Up north, Puntland, one of the two unofficial new countries carved out northern Somalia, is coming apart. Unlike its neighbor, Somaliland, which wants to be independent, Puntland declared itself a separate, and well governed, area, until a new national government was created for Somalia. But several of the clans that formed Puntland have split from the coalition. To keep the peace, Puntland has been low key about all this, not wanting to fall into the endless chaos seen in the south.

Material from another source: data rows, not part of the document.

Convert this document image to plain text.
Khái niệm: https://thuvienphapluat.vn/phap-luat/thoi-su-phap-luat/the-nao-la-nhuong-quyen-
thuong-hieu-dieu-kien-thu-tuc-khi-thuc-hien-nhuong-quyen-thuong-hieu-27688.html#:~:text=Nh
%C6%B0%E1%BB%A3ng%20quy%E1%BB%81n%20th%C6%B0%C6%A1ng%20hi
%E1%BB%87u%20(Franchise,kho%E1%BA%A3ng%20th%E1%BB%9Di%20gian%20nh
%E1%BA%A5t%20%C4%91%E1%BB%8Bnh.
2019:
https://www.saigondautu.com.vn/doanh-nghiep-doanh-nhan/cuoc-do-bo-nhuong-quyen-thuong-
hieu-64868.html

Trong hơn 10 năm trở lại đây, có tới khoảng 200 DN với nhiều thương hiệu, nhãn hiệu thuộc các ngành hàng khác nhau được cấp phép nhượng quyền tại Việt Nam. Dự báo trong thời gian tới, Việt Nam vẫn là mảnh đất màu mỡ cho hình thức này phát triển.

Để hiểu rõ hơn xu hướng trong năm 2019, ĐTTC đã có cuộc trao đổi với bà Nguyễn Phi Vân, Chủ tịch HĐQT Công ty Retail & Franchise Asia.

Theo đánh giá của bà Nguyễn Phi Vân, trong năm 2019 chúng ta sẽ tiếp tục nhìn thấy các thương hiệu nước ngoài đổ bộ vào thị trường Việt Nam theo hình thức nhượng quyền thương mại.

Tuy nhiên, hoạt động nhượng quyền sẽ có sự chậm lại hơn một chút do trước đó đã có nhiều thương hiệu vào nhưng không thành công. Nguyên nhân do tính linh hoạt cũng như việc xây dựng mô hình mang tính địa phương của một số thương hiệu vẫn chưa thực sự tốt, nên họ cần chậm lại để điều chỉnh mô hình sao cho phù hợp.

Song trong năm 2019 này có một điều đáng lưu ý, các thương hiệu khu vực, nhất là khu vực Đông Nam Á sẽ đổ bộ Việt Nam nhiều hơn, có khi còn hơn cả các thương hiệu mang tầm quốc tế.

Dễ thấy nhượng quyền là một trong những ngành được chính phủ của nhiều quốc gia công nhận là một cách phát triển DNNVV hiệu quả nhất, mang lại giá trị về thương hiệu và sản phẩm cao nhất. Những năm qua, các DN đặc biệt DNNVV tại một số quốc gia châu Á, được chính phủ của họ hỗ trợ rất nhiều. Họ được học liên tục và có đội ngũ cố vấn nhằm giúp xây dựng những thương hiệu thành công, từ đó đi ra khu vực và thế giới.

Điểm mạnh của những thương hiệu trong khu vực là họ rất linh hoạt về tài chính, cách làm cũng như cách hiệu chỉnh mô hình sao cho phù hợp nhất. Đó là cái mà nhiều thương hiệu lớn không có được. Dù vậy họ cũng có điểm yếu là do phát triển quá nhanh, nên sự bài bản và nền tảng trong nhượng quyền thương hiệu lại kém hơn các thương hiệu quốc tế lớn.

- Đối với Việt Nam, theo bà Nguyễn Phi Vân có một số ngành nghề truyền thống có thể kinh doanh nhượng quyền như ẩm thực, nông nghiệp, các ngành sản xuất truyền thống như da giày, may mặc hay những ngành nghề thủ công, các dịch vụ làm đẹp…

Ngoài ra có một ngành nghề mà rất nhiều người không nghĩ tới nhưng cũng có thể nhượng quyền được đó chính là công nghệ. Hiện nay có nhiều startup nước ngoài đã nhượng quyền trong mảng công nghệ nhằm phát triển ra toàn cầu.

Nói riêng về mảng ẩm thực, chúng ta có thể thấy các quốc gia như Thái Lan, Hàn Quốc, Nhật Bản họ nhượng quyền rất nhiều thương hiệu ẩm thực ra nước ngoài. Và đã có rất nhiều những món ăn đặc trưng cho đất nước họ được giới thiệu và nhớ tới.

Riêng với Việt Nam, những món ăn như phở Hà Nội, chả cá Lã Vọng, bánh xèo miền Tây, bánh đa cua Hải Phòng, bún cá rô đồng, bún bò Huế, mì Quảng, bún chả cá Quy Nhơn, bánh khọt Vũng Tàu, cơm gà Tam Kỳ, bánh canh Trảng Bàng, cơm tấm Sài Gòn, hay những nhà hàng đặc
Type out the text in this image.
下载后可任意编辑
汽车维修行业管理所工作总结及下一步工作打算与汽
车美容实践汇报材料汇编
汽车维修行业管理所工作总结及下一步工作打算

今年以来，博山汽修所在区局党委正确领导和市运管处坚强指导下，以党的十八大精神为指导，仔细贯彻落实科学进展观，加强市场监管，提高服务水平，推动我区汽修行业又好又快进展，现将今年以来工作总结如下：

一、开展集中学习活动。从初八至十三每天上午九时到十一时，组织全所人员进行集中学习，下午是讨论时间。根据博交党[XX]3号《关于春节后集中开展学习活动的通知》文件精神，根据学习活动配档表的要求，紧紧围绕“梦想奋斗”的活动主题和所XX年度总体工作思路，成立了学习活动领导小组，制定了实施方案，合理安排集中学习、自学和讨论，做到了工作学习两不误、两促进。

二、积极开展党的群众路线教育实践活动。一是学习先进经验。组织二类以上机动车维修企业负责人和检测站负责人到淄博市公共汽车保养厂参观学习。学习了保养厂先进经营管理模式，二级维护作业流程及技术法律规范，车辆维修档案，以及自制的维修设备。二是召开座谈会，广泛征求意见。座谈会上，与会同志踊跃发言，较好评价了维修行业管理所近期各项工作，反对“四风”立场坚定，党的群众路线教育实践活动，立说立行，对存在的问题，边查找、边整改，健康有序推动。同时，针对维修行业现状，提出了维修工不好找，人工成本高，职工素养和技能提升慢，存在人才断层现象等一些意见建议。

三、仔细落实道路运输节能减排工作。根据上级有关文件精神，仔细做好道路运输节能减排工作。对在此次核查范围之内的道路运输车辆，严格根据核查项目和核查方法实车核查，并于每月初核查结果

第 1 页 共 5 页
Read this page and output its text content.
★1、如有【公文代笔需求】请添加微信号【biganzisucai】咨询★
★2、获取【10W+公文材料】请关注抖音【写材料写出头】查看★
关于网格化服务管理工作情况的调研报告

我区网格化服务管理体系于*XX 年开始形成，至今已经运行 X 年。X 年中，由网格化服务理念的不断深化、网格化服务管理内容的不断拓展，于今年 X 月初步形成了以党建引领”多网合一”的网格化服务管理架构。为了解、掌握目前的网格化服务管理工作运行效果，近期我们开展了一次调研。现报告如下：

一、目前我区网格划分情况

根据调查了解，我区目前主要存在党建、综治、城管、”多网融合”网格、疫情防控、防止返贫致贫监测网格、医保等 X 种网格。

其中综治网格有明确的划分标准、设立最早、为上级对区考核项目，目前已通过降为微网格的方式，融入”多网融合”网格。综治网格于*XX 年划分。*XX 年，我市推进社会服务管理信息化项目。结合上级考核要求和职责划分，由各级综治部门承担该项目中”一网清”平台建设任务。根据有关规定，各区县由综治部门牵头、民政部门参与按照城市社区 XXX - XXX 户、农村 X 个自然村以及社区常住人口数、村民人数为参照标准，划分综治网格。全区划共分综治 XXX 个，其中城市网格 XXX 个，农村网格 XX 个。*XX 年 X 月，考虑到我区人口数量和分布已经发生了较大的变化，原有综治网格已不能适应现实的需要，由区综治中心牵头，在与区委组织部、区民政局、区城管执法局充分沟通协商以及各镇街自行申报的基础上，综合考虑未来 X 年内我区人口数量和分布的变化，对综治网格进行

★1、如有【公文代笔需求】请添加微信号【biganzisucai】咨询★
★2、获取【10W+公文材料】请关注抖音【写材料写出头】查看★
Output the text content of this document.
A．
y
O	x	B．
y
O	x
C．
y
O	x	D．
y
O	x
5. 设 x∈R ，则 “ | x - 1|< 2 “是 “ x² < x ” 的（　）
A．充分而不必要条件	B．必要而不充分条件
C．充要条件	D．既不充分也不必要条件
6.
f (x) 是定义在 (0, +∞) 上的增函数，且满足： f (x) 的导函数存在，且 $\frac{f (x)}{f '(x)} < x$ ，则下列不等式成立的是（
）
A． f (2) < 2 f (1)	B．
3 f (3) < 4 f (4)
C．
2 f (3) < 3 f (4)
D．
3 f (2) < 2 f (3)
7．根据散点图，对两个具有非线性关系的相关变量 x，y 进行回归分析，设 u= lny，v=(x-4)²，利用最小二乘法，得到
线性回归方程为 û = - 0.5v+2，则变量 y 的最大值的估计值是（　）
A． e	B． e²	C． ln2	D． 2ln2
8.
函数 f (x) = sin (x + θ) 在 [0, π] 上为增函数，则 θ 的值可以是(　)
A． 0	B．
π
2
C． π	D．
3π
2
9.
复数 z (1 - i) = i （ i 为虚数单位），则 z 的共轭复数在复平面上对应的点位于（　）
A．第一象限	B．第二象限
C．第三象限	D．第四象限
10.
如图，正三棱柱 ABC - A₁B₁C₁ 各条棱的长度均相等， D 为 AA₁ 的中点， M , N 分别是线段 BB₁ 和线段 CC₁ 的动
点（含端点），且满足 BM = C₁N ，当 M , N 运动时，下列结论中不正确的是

With the defeat of the Islamic Courts last year, the number of roadblocks (which demand a payment for vehicles to pass) has doubled in central Somalia. There are currently over 300 of these roadblocks, which support thousands of gunmen, who mainly extort payments from UN aid trucks, or vehicles carrying commercial goods for merchants. While there are a few merchants organization that could muster enough muscle to fight their way through, it's safer to just pay. Playing road warrior would create a feud between the clans (where the gunmen at the roadblocks, and the merchant groups, come from). Some of the roadblock gangs are also attacking the warehouses that store the food aid, for distribution.